Lisa Franceski didn’t mean to become a shorebird photographer. But she lives on Long Island, only a half hour drive from the shore, so when she was given a DSLR camera she figured she would take it to the beach. There, she saw a New York State Department of Environmental Conservation sign with a handsome drawing of a squat little bird on it. “I didn’t even know what a Piping Plover was,” she says.
That was just eight years ago, but since then Franceski has specialized in shadowing individual bird families through their New York nesting season—and in some cases, year after year. And it's all thanks to the first Piping Plover she saw, which sported colored bands from an ornithologist tracking the species’ migration. “It was a whole new world when I met Polly,” as she nicknamed the bird. She photographed Polly for four years, until the plover stopped showing up at the beach.
It’s not just plovers that fascinate Franceski: She also chronicles the lives of Common Terns, Least Terns, American Oystercatchers, and Black Skimmers. She credits her deep knowledge of each species’ behavior for her ability to capture compelling images. “Knowing their behavior is just as important as knowing your camera gear,” she says, adding that photographers should plan to study up on the lifestyles of the shorebirds they want to shoot, from their flight habits to their foraging practices.
That familiarity will translate into better photographing opportunities, she points out. Piping Plovers, with their “run, run, stop” rhythm, lend themselves to the eye-level portraits she particularly enjoys shooting. American Oystercatchers also spend much of their time on the ground, unlike, say, adult Common Terns or Black Skimmers, which are more likely to be flying.

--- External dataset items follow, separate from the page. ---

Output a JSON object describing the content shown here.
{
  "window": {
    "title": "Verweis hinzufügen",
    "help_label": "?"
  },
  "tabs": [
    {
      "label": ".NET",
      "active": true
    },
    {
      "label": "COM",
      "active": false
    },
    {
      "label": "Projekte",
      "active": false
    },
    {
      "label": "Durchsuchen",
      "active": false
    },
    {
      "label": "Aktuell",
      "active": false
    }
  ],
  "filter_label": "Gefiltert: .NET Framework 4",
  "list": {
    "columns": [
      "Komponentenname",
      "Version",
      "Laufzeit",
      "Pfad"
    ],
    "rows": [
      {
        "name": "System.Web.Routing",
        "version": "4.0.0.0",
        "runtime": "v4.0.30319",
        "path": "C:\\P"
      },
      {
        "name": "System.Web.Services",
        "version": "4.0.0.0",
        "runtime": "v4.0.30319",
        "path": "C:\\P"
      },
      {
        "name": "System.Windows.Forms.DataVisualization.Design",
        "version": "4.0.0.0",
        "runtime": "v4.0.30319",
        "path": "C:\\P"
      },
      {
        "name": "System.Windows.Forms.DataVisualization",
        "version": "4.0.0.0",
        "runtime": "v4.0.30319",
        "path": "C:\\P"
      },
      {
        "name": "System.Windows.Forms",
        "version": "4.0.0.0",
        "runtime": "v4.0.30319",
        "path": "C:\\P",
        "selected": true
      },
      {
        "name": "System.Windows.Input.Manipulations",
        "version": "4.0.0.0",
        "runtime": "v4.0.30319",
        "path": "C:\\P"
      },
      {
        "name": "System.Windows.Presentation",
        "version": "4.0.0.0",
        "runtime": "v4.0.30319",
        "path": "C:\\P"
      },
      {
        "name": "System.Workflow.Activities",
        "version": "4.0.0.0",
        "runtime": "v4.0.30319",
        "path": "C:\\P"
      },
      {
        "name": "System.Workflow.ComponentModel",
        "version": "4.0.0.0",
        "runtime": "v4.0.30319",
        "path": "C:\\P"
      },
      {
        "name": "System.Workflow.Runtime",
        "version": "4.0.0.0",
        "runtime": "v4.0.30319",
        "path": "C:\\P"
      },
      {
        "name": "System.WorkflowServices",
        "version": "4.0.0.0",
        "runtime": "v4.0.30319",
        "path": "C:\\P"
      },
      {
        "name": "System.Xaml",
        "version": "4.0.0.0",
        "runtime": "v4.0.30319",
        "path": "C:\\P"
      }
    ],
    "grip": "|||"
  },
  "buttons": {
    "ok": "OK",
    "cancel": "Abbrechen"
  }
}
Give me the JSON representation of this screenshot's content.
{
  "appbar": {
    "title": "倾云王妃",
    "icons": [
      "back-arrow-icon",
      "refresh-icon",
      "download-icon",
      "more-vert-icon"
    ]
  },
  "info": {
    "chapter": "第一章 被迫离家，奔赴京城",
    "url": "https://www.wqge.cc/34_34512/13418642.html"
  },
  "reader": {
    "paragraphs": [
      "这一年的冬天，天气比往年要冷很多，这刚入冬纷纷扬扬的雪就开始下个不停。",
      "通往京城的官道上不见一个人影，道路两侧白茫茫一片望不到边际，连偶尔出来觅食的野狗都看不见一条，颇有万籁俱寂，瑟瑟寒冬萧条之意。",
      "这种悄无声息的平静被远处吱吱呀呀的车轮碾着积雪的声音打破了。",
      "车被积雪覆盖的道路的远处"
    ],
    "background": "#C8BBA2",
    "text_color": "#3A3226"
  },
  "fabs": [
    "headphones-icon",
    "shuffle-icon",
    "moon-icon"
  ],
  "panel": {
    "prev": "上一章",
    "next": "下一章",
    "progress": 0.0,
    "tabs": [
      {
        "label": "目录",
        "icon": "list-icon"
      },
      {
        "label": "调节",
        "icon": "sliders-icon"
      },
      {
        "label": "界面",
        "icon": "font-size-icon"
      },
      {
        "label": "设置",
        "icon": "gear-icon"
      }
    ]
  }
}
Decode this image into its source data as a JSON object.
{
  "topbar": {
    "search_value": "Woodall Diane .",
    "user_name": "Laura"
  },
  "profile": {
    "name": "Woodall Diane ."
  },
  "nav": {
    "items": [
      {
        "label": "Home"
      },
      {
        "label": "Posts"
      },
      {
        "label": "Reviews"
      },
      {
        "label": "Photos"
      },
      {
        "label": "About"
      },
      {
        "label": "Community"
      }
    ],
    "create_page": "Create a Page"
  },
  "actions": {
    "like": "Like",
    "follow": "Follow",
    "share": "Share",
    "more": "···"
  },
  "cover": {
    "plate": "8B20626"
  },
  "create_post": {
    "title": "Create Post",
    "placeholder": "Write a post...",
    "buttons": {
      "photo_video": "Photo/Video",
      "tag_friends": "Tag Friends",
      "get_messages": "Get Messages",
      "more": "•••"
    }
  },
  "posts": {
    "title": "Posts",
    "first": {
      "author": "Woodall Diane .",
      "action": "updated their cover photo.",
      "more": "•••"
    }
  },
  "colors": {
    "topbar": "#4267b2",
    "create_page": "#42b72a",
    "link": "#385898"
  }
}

Those behavioral differences mean different camera settings; Franceski prefers a single shot in autofocus for birds on the ground and continuous shooting for birds in flight.
In part, her knowledge of each species is a reflection of her priorities—she says she’s really there for the birds, she just happens to be carrying a camera. On some days, she watches them for hours before snapping a shot, despite the mucky nature of her favored technique. To catch the birds at eye-level and avoid startling them, she predicts their movements, then lies in the sand and waits for the birds to pass by. Often, the sand is wet, and sometimes she’s in the path of a stray wave. On the plus side, she doesn’t need a tripod—her elbows braced in the sand are steady enough.
Franceski, who has spent 20 years as a registered nurse, was born and raised in upstate New York, where she was interested in backyard birds. Now, in Long Island, she lives with a rescued Monk Parakeet, which she confesses she spoils. Shorebirds have been an entirely new adventure for her, and one she has found highly absorbing. “I have terabytes and terabytes and terabytes of shorebirds on my hard drive,” she says. She recognizes her appetite for shorebird photographs may outpace others’. “How many poses of a Piping Plover can you look at?,” she asks rhetorically.
Given the amount of time she spends watching shorebirds, it’s not surprising she is protective of them. She makes it a point to explain their habitat needs to dog-walkers and other beach-goers, and at her beach earlier this spring she picked up more trash than would fit in her car’s trunk.
One of her favorite moments photographing occurred in 2011, when she found a Common Tern nest. After she saw the first hatchling, her knowledge of birds once again proved a benefit: She knew the next egg usually hatches two days later, so she was there and ready for the big moment of the next chick's world debut. “Lo and behold this little peep pops up,” she recalls of seeing the chick break through the shell. “You would think it was my own child, it was the most incredible moment.”